For years we sold SEO. Same as everyone else. Discovery call, audit, technical fixes, content plan, link strategy, monthly reporting. We were good at it. The work was honest. The results were real.
And it kept ending the same way. The client would land a small win, ask "what's next," and we'd realize the next move wasn't SEO at all. It was a paid media problem. Or a positioning problem. Or a conversion problem. Or, increasingly, an AI visibility problem that didn't even exist as a category two years ago.
So we stopped pretending SEO was the answer to questions SEO couldn't answer.
The problem with vertical agencies
Most growth agencies sell one thing. They have to. The economics only work if they specialize hard, build an internal playbook, and run that playbook against every client. Specialization is how you get good. Specialization is also how you start force-fitting clients into the work you sell.
If you only sell SEO, every audit ends with an SEO recommendation. If you only sell paid, every audit ends with a paid recommendation. Both can be honest people doing honest work. Neither can give you the answer that's actually right for your stage and your market — because the answer might be "stop doing what we sell."
This isn't a moral failing. It's an incentive structure. We were inside it for years and felt the pull every week.
What changed our mind
Two things, both happening at once.
First, the channels stopped being separable. AI search is not SEO. It's also not content marketing, not PR, not paid. It's the messy intersection of all four, and the companies winning at it are the ones treating it as a system, not a department. The SEO agency that doesn't know how Reddit gets cited by Gemini is missing half the picture. The PR agency that doesn't know how schema markup affects ChatGPT is missing the other half.

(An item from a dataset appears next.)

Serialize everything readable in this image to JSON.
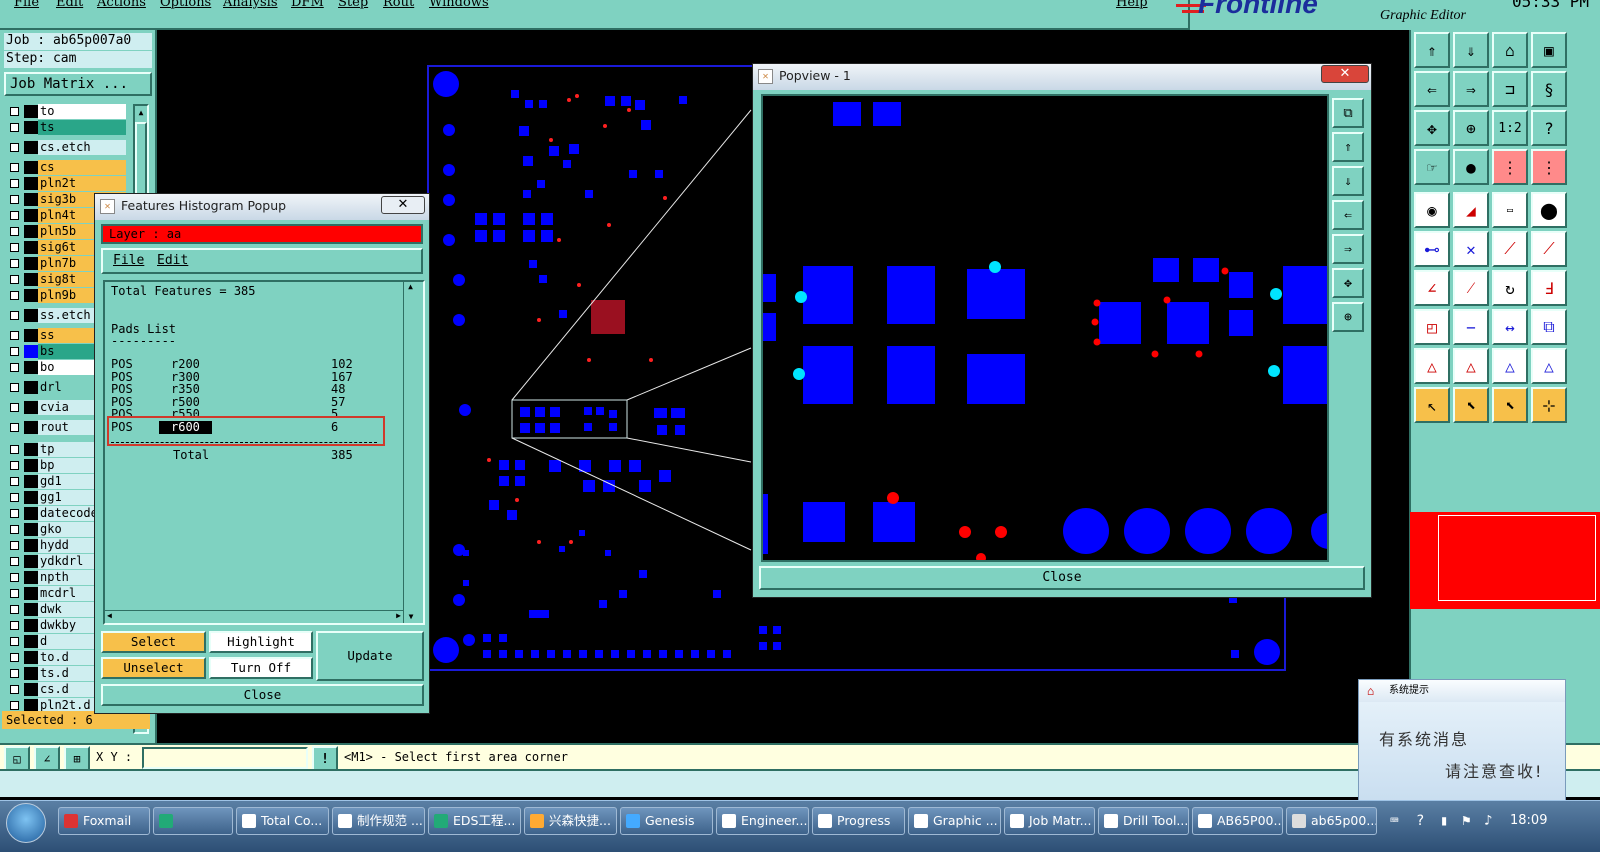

Second, the buyers got tired of the carousel. Every founder we talked to had been through three or four agencies. Each one came in promising to fix everything, ran their playbook, hit a ceiling, and the founder fired them and tried the next one. The pattern wasn't about agency quality. It was about scope mismatch. The founder needed strategy. The agency sold tactics. Both were doing their jobs.
The general contractor model
So we rebuilt Growing Pies around a different shape: we own the strategy and the relationship; specialist partners own the execution.
Think about how a good general contractor builds a house. They don't pour the concrete. They don't hang the drywall. They don't wire the electrical. They hire the plumber who's actually good at plumbing, the electrician who's actually good at electrical, and the framer who's actually good at framing. The contractor's job is to know which trade you need, in what order, and how to hold each one to the spec.
That's the model. Our job is to walk into your business, figure out what's actually broken, and bring in the right specialist partners to fix it. SEO partner for SEO. Paid media partner for paid. AI visibility for AI visibility. Content partner when content is the bottleneck. We architect the strategy. They execute. We measure. You see one strategist managing a coordinated team instead of four agencies fighting over scope.
Not sure which lever to pull first?
Our Growth Opportunity Audit identifies your highest-impact channel and gives you a 90-day plan. SEO, AI visibility, conversion, paid — whatever your data actually points to.
GET YOUR GROWTH AUDITThe tradeoffs (because there are tradeoffs)
This model isn't strictly better. It's better for a specific kind of company.
If you're a Series A SaaS that knows exactly what's broken — you need backlinks, you need a paid spend audit, you need a landing page redesign — you don't need us. Hire the specialist directly. You'll save 20% on the markup and get faster execution.
If you're somewhere between $1M and $20M ARR, you've hired two or three agencies, you can't quite tell what's working, and your team is too small to manage four vendors at once — that's where this works. You get one strategic relationship instead of four tactical ones. You stop being the integration layer between people who don't talk to each other. And when the right move is to fire one of the partners, we're the ones who tell you that, because we're not the ones losing the contract.
Why this matters more in 2026
The discovery problem is fragmenting. Five years ago you could win on Google alone. Today you have to win on Google, on AI search, on the platforms your buyers actually use to research you, and on the comparison sites AI cites back. That's not one channel. That's a system, and systems need an architect.
SEO is still part of it. It's just not the whole job, and pretending it is leaves money on the table. We'd rather tell you that honestly and bring in the people who can fix the parts we can't.
That's why we don't call ourselves an SEO agency anymore. We do SEO. We also do everything around it. The work is bigger than the label.